Another great thing about raw meaty bones? They're relatively inexpensive, depending on where you find them. While most pet stores now carry raw options, don't be afraid to inquire at your local butcher for things like duck necks, chicken feet, ears, and more.

4. Probiotics

Probiotics aid with digestion, increase nutrient absorption, and enhance the immune system. When fed in moderation, Plain Greek Yogurt or Kefir are less expensive ways in which you can add probiotics to your dogs meals. If your dog is super sensitive to dairy, a probiotic supplement for dogs would be best. If you're looking for the real deal in dog probiotics, we would recommend Fido's Flora by Adored Beast Apothecary. If you're looking for something a little less expensive, Healthy Gut is also a great option from Adored Beast Apothecary that offers Pre & Probiotics.

5. On-The-Go Food Toppers

Whether home made or store bought, kibble toppers are a fast and easy way to make your dog's food more appetizing in seconds. One of my favorite store bought add-ins is Petkind Tripett, which is a pure meat and green tripe blend. OpenFarm Rustic Stews are another great, easy add-in from an ethical and sustainable business (Side note: You can trace where every single ingredient included in these stews was farmed via barcode).

If you're looking for something a little more personalized, you can actually make your own kibble topper with dog safe ingredients. Toppers can also be made in the form of frozen cubes that you pop into your dog's meals before supper, like these paw prints I previously made here.

Final Notes: Over Feeding

While there are tons of options out there to keep your dog's meals interesting, nutritious, and budget-friendly, it's incredibly important to not overfeed your dogs (even by accident). If you're looking for guidelines on how to tell your dog's current body condition as a base, a good starter guide can be found here.

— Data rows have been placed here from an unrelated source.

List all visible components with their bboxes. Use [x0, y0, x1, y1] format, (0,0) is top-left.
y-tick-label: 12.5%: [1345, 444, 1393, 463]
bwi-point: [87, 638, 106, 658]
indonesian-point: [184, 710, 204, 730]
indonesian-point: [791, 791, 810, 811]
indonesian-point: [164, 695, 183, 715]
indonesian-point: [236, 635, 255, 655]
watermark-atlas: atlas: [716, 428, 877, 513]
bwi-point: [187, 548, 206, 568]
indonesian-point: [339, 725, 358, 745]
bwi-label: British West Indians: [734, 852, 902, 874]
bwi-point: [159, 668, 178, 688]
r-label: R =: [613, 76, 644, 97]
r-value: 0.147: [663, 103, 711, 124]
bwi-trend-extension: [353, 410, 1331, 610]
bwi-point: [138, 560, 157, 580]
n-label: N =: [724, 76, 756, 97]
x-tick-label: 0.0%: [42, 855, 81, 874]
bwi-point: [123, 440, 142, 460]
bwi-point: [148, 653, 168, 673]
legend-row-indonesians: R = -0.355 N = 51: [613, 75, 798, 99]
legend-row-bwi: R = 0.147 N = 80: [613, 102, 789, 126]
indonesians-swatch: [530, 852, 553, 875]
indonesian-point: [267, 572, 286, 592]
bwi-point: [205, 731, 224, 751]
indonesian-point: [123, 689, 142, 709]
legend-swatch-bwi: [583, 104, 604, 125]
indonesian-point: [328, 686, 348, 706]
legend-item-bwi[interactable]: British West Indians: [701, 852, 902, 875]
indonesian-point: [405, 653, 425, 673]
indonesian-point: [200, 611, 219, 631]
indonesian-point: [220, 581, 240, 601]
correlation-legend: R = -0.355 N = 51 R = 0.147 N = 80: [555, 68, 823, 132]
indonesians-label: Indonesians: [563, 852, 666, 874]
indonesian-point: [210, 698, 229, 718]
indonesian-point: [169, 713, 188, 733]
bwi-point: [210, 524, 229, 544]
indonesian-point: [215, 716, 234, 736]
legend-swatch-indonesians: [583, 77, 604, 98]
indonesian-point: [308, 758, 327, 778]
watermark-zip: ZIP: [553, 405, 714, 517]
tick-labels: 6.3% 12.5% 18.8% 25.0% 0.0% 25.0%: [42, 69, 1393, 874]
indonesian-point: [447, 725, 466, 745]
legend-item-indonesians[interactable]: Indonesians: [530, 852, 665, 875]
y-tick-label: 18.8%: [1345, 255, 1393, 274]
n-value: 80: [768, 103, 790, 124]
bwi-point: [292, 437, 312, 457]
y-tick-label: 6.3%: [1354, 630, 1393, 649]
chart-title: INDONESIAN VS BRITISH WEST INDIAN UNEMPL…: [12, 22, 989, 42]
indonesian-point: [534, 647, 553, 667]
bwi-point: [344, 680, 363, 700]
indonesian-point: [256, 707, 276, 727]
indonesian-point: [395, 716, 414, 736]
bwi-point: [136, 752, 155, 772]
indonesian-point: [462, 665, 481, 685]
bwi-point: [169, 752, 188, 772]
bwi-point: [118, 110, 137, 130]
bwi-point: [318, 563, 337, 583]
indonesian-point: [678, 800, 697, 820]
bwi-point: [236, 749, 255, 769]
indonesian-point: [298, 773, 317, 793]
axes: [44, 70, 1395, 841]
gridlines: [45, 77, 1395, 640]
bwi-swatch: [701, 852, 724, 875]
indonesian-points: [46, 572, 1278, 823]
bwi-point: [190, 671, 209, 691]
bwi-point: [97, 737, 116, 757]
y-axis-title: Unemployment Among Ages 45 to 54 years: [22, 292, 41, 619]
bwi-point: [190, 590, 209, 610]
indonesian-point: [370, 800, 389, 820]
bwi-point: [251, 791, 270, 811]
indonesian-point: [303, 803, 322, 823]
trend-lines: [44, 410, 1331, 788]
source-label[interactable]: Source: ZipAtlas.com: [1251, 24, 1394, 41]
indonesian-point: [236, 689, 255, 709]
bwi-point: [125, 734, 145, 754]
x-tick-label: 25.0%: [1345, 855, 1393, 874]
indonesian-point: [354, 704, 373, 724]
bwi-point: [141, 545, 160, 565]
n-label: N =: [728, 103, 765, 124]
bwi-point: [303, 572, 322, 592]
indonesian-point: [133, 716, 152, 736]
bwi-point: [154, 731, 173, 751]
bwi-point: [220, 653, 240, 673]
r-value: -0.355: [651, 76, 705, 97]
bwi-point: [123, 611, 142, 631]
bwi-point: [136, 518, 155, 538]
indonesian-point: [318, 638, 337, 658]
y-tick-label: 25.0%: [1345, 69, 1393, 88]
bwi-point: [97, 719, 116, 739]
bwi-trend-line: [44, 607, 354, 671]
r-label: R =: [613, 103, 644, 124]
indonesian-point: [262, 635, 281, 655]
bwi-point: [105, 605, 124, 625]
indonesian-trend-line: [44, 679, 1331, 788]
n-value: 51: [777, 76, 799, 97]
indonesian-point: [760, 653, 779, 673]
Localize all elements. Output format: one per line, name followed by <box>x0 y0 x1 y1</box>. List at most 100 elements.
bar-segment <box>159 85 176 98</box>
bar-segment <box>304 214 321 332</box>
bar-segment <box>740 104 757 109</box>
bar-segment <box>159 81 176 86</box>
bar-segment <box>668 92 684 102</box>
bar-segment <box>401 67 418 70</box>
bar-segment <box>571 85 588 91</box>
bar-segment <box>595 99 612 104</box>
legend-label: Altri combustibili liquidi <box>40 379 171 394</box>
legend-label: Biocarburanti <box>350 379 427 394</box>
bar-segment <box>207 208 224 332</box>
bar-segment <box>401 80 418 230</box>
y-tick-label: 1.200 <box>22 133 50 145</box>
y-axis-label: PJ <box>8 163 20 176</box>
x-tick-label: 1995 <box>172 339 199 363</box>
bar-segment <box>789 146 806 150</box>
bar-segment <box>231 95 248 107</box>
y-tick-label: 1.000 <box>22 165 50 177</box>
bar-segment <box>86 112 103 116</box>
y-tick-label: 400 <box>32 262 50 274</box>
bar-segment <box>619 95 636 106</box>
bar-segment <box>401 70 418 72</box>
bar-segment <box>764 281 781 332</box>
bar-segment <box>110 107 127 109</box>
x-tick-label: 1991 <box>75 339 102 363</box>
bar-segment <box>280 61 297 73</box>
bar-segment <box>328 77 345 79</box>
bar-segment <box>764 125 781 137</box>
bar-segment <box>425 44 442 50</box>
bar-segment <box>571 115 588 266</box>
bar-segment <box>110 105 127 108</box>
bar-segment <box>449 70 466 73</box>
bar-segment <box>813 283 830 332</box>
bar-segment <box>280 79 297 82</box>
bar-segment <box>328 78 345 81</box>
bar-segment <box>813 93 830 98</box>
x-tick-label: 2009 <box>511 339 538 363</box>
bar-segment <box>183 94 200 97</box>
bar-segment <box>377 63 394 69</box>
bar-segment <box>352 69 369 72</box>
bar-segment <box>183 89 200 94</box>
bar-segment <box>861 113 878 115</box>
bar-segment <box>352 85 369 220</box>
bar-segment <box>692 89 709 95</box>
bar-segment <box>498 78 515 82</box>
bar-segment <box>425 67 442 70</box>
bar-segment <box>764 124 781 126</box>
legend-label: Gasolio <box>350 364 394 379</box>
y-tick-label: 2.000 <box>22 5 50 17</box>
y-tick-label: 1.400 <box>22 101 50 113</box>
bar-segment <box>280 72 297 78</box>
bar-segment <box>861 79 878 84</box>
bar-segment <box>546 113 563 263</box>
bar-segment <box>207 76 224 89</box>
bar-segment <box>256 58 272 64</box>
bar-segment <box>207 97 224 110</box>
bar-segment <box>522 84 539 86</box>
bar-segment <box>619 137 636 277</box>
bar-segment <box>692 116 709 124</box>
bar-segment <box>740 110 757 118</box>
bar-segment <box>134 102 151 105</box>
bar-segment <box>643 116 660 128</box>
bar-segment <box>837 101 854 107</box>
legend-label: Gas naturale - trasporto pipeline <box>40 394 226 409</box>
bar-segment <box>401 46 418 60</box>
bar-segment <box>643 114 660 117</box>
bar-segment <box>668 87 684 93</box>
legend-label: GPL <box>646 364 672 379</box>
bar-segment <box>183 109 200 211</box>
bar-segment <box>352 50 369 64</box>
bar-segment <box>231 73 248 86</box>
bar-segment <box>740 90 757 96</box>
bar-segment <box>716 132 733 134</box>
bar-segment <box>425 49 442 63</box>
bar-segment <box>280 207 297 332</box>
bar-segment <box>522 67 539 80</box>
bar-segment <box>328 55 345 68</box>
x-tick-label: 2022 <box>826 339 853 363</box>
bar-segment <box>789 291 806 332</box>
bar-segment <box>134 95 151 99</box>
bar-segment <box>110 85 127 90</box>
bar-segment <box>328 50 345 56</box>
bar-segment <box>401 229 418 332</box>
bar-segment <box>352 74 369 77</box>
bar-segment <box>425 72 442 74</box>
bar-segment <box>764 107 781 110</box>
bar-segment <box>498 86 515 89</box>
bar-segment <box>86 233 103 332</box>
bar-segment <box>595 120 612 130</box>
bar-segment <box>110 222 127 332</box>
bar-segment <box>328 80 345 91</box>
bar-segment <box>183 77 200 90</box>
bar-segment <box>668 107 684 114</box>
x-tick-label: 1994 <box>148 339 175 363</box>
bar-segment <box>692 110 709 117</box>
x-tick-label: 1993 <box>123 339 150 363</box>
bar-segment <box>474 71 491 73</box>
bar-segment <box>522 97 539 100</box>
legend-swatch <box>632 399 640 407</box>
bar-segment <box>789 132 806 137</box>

That being said, what's the best way to keep track and avoid overfeeding? Count your calories and modify meals accordingly. If you're not sure how many calories your pooch should be getting per day, touch base with your vet. Your vet should be able to give you an idea on caloric intake based on age, activity levels, breed, and previous health conditions.

Final Notes: No Kitchen Sink!

Another important note before you begin the add-in process is that portion control is key. When feeding kibble, the basis of your dog's portions should not be overthrown by add-ins in way that unbalances your dogs meals (i.e. unnecessary supplements, or adding too many things in large quantities). A little goes a long way, and ensuring your meals are balanced and within caloric range is important. Basically, don't go making the kitchen sink out of your dog bowls just because you can! Let's stick to the five star resort meals, alright?